The government is to continue using Internet Explorer 6 as its default browser, despite a petition signed by 6,000 people urging it to upgrade to a more secure version of the browser.
Several European governments warned citizens earlier this year that they should ditch IE altogether after Google confirmed that a hack on its services that it believed emanated from China had been carried out through a vulnerability in IE6.
However, the UK government's response to the petition shows that it has no immediate plans to take any direct action on the issue, citing cost and time as obstacles to any upgrade.
"It is not straightforward for government departments to upgrade IE versions on their systems. Upgrading these systems to IE8 can be a very large operation, taking weeks to test and roll out to all users," it said.

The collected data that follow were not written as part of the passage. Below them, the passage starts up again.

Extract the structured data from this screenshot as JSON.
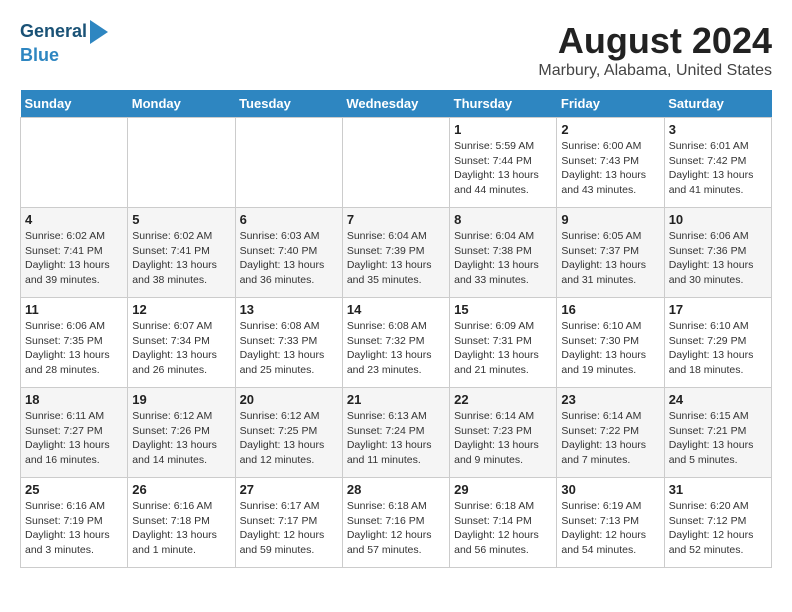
{
  "header": {
    "logo_line1": "General",
    "logo_line2": "Blue",
    "title": "August 2024",
    "subtitle": "Marbury, Alabama, United States"
  },
  "days_of_week": [
    "Sunday",
    "Monday",
    "Tuesday",
    "Wednesday",
    "Thursday",
    "Friday",
    "Saturday"
  ],
  "weeks": [
    [
      {
        "day": "",
        "info": ""
      },
      {
        "day": "",
        "info": ""
      },
      {
        "day": "",
        "info": ""
      },
      {
        "day": "",
        "info": ""
      },
      {
        "day": "1",
        "info": "Sunrise: 5:59 AM\nSunset: 7:44 PM\nDaylight: 13 hours\nand 44 minutes."
      },
      {
        "day": "2",
        "info": "Sunrise: 6:00 AM\nSunset: 7:43 PM\nDaylight: 13 hours\nand 43 minutes."
      },
      {
        "day": "3",
        "info": "Sunrise: 6:01 AM\nSunset: 7:42 PM\nDaylight: 13 hours\nand 41 minutes."
      }
    ],
    [
      {
        "day": "4",
        "info": "Sunrise: 6:02 AM\nSunset: 7:41 PM\nDaylight: 13 hours\nand 39 minutes."
      },
      {
        "day": "5",
        "info": "Sunrise: 6:02 AM\nSunset: 7:41 PM\nDaylight: 13 hours\nand 38 minutes."
      },
      {
        "day": "6",
        "info": "Sunrise: 6:03 AM\nSunset: 7:40 PM\nDaylight: 13 hours\nand 36 minutes."
      },
      {
        "day": "7",
        "info": "Sunrise: 6:04 AM\nSunset: 7:39 PM\nDaylight: 13 hours\nand 35 minutes."
      },
      {
        "day": "8",
        "info": "Sunrise: 6:04 AM\nSunset: 7:38 PM\nDaylight: 13 hours\nand 33 minutes."
      },
      {
        "day": "9",
        "info": "Sunrise: 6:05 AM\nSunset: 7:37 PM\nDaylight: 13 hours\nand 31 minutes."
      },
      {
        "day": "10",
        "info": "Sunrise: 6:06 AM\nSunset: 7:36 PM\nDaylight: 13 hours\nand 30 minutes."
      }
    ],
    [
      {
        "day": "11",
        "info": "Sunrise: 6:06 AM\nSunset: 7:35 PM\nDaylight: 13 hours\nand 28 minutes."
      },
      {
        "day": "12",
        "info": "Sunrise: 6:07 AM\nSunset: 7:34 PM\nDaylight: 13 hours\nand 26 minutes."
      },
      {
        "day": "13",
        "info": "Sunrise: 6:08 AM\nSunset: 7:33 PM\nDaylight: 13 hours\nand 25 minutes."
      },
      {
        "day": "14",
        "info": "Sunrise: 6:08 AM\nSunset: 7:32 PM\nDaylight: 13 hours\nand 23 minutes."
      },
      {
        "day": "15",
        "info": "Sunrise: 6:09 AM\nSunset: 7:31 PM\nDaylight: 13 hours\nand 21 minutes."
      },
      {
        "day": "16",
        "info": "Sunrise: 6:10 AM\nSunset: 7:30 PM\nDaylight: 13 hours\nand 19 minutes."
      },
      {
        "day": "17",
        "info": "Sunrise: 6:10 AM\nSunset: 7:29 PM\nDaylight: 13 hours\nand 18 minutes."
      }
    ],
    [
      {
        "day": "18",
        "info": "Sunrise: 6:11 AM\nSunset: 7:27 PM\nDaylight: 13 hours\nand 16 minutes."
      },
      {
        "day": "19",
        "info": "Sunrise: 6:12 AM\nSunset: 7:26 PM\nDaylight: 13 hours\nand 14 minutes."
      },
      {
        "day": "20",
        "info": "Sunrise: 6:12 AM\nSunset: 7:25 PM\nDaylight: 13 hours\nand 12 minutes."
      },
      {
        "day": "21",
        "info": "Sunrise: 6:13 AM\nSunset: 7:24 PM\nDaylight: 13 hours\nand 11 minutes."
      },
      {
        "day": "22",
        "info": "Sunrise: 6:14 AM\nSunset: 7:23 PM\nDaylight: 13 hours\nand 9 minutes."
      },
      {
        "day": "23",
        "info": "Sunrise: 6:14 AM\nSunset: 7:22 PM\nDaylight: 13 hours\nand 7 minutes."
      },
      {
        "day": "24",
        "info": "Sunrise: 6:15 AM\nSunset: 7:21 PM\nDaylight: 13 hours\nand 5 minutes."
      }
    ],
    [
      {
        "day": "25",
        "info": "Sunrise: 6:16 AM\nSunset: 7:19 PM\nDaylight: 13 hours\nand 3 minutes."
      },
      {
        "day": "26",
        "info": "Sunrise: 6:16 AM\nSunset: 7:18 PM\nDaylight: 13 hours\nand 1 minute."
      },
      {
        "day": "27",
        "info": "Sunrise: 6:17 AM\nSunset: 7:17 PM\nDaylight: 12 hours\nand 59 minutes."
      },
      {
        "day": "28",
        "info": "Sunrise: 6:18 AM\nSunset: 7:16 PM\nDaylight: 12 hours\nand 57 minutes."
      },
      {
        "day": "29",
        "info": "Sunrise: 6:18 AM\nSunset: 7:14 PM\nDaylight: 12 hours\nand 56 minutes."
      },
      {
        "day": "30",
        "info": "Sunrise: 6:19 AM\nSunset: 7:13 PM\nDaylight: 12 hours\nand 54 minutes."
      },
      {
        "day": "31",
        "info": "Sunrise: 6:20 AM\nSunset: 7:12 PM\nDaylight: 12 hours\nand 52 minutes."
      }
    ]
  ]
}
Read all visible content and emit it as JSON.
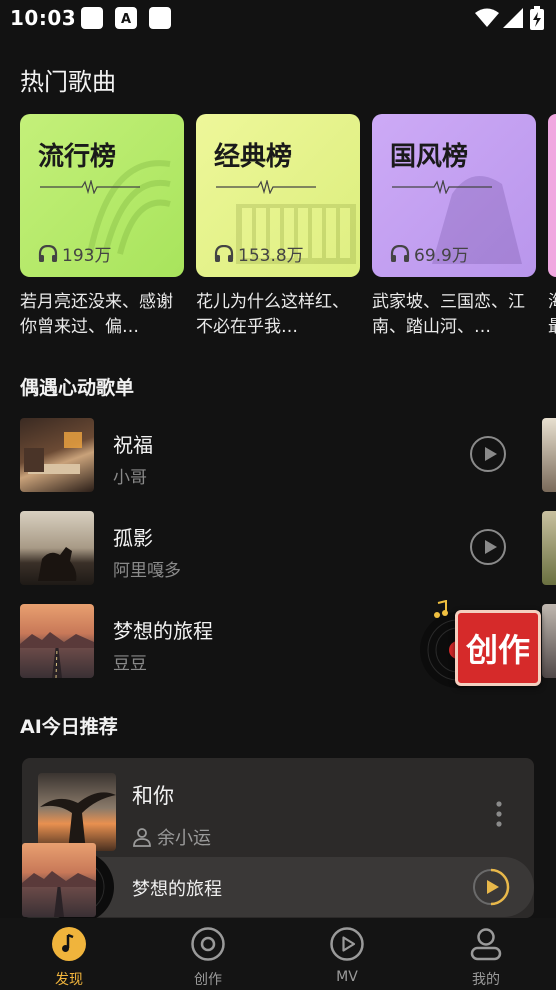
{
  "status_bar": {
    "time": "10:03"
  },
  "hot_songs": {
    "title": "热门歌曲",
    "charts": [
      {
        "name": "流行榜",
        "plays": "193万",
        "desc": "若月亮还没来、感谢你曾来过、偏…",
        "color": "#b8ec6a"
      },
      {
        "name": "经典榜",
        "plays": "153.8万",
        "desc": "花儿为什么这样红、不必在乎我…",
        "color": "#e5f38c"
      },
      {
        "name": "国风榜",
        "plays": "69.9万",
        "desc": "武家坡、三国恋、江南、踏山河、…",
        "color": "#c5a3f2"
      },
      {
        "name": "",
        "plays": "",
        "desc": "海最",
        "color": "#f0a8e0"
      }
    ]
  },
  "playlist_section": {
    "title": "偶遇心动歌单",
    "songs": [
      {
        "title": "祝福",
        "artist": "小哥"
      },
      {
        "title": "孤影",
        "artist": "阿里嘎多"
      },
      {
        "title": "梦想的旅程",
        "artist": "豆豆"
      }
    ]
  },
  "create_badge": {
    "label": "创作",
    "color": "#d62a2a"
  },
  "ai_section": {
    "title": "AI今日推荐",
    "song": {
      "title": "和你",
      "artist": "余小运"
    }
  },
  "mini_player": {
    "title": "梦想的旅程",
    "accent": "#e8b84a"
  },
  "tab_bar": {
    "active_color": "#f0b43c",
    "items": [
      {
        "label": "发现",
        "icon": "music-note-icon"
      },
      {
        "label": "创作",
        "icon": "record-icon"
      },
      {
        "label": "MV",
        "icon": "play-icon"
      },
      {
        "label": "我的",
        "icon": "user-icon"
      }
    ]
  }
}
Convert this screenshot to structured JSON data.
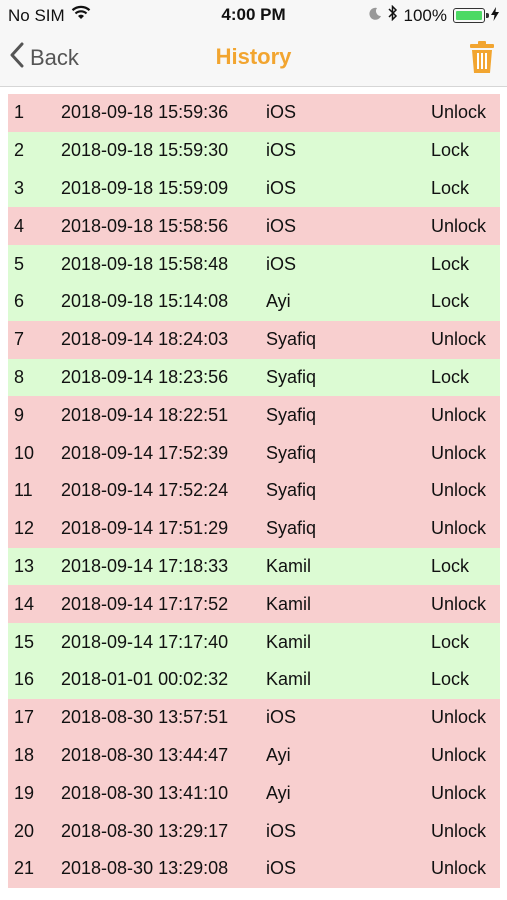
{
  "status_bar": {
    "carrier": "No SIM",
    "time": "4:00 PM",
    "battery": "100%",
    "battery_fill": 1.0
  },
  "nav": {
    "back_label": "Back",
    "title": "History"
  },
  "colors": {
    "accent": "#f2a530",
    "unlock_row": "#f8cfcf",
    "lock_row": "#dcfbd3"
  },
  "rows": [
    {
      "num": "1",
      "datetime": "2018-09-18 15:59:36",
      "user": "iOS",
      "action": "Unlock"
    },
    {
      "num": "2",
      "datetime": "2018-09-18 15:59:30",
      "user": "iOS",
      "action": "Lock"
    },
    {
      "num": "3",
      "datetime": "2018-09-18 15:59:09",
      "user": "iOS",
      "action": "Lock"
    },
    {
      "num": "4",
      "datetime": "2018-09-18 15:58:56",
      "user": "iOS",
      "action": "Unlock"
    },
    {
      "num": "5",
      "datetime": "2018-09-18 15:58:48",
      "user": "iOS",
      "action": "Lock"
    },
    {
      "num": "6",
      "datetime": "2018-09-18 15:14:08",
      "user": "Ayi",
      "action": "Lock"
    },
    {
      "num": "7",
      "datetime": "2018-09-14 18:24:03",
      "user": "Syafiq",
      "action": "Unlock"
    },
    {
      "num": "8",
      "datetime": "2018-09-14 18:23:56",
      "user": "Syafiq",
      "action": "Lock"
    },
    {
      "num": "9",
      "datetime": "2018-09-14 18:22:51",
      "user": "Syafiq",
      "action": "Unlock"
    },
    {
      "num": "10",
      "datetime": "2018-09-14 17:52:39",
      "user": "Syafiq",
      "action": "Unlock"
    },
    {
      "num": "11",
      "datetime": "2018-09-14 17:52:24",
      "user": "Syafiq",
      "action": "Unlock"
    },
    {
      "num": "12",
      "datetime": "2018-09-14 17:51:29",
      "user": "Syafiq",
      "action": "Unlock"
    },
    {
      "num": "13",
      "datetime": "2018-09-14 17:18:33",
      "user": "Kamil",
      "action": "Lock"
    },
    {
      "num": "14",
      "datetime": "2018-09-14 17:17:52",
      "user": "Kamil",
      "action": "Unlock"
    },
    {
      "num": "15",
      "datetime": "2018-09-14 17:17:40",
      "user": "Kamil",
      "action": "Lock"
    },
    {
      "num": "16",
      "datetime": "2018-01-01 00:02:32",
      "user": "Kamil",
      "action": "Lock"
    },
    {
      "num": "17",
      "datetime": "2018-08-30 13:57:51",
      "user": "iOS",
      "action": "Unlock"
    },
    {
      "num": "18",
      "datetime": "2018-08-30 13:44:47",
      "user": "Ayi",
      "action": "Unlock"
    },
    {
      "num": "19",
      "datetime": "2018-08-30 13:41:10",
      "user": "Ayi",
      "action": "Unlock"
    },
    {
      "num": "20",
      "datetime": "2018-08-30 13:29:17",
      "user": "iOS",
      "action": "Unlock"
    },
    {
      "num": "21",
      "datetime": "2018-08-30 13:29:08",
      "user": "iOS",
      "action": "Unlock"
    }
  ]
}
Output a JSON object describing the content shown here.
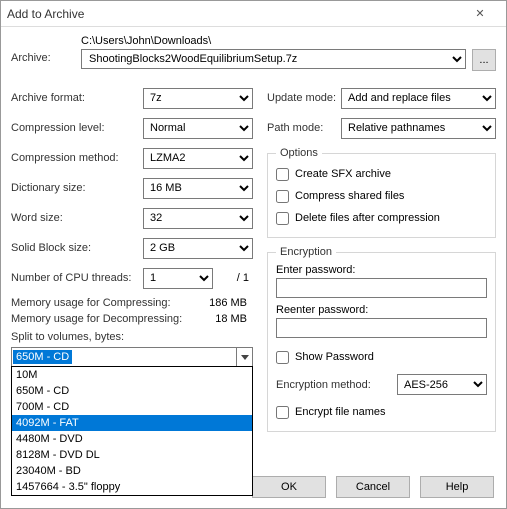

"To test web applications currently used by government departments can take months at significant potential cost to the taxpayer. It is more cost effective to continue to use IE6 and rely on other measures, such as firewalls and malware scanning software."
Dan Frydman, who set up the petition, maintained that the government had failed to address fundamental concerns.
"What I was looking for was a recommendation to upgrade away from IE6. A recommendation isn't hard. It's cheap and easy and isn't an admission of guilt, " he said in a blog post.
"There's no chance we can always get what we want. Sometimes we just need to get what we can. Recommending the move would have been great. Not recommending is short sighted and diminishes ambition at the time when we need it."
The decision marks a different strategy to that of the Department of Health, which released an urgent bulletin in January advising all NHS Trusts using IE6 to upgrade.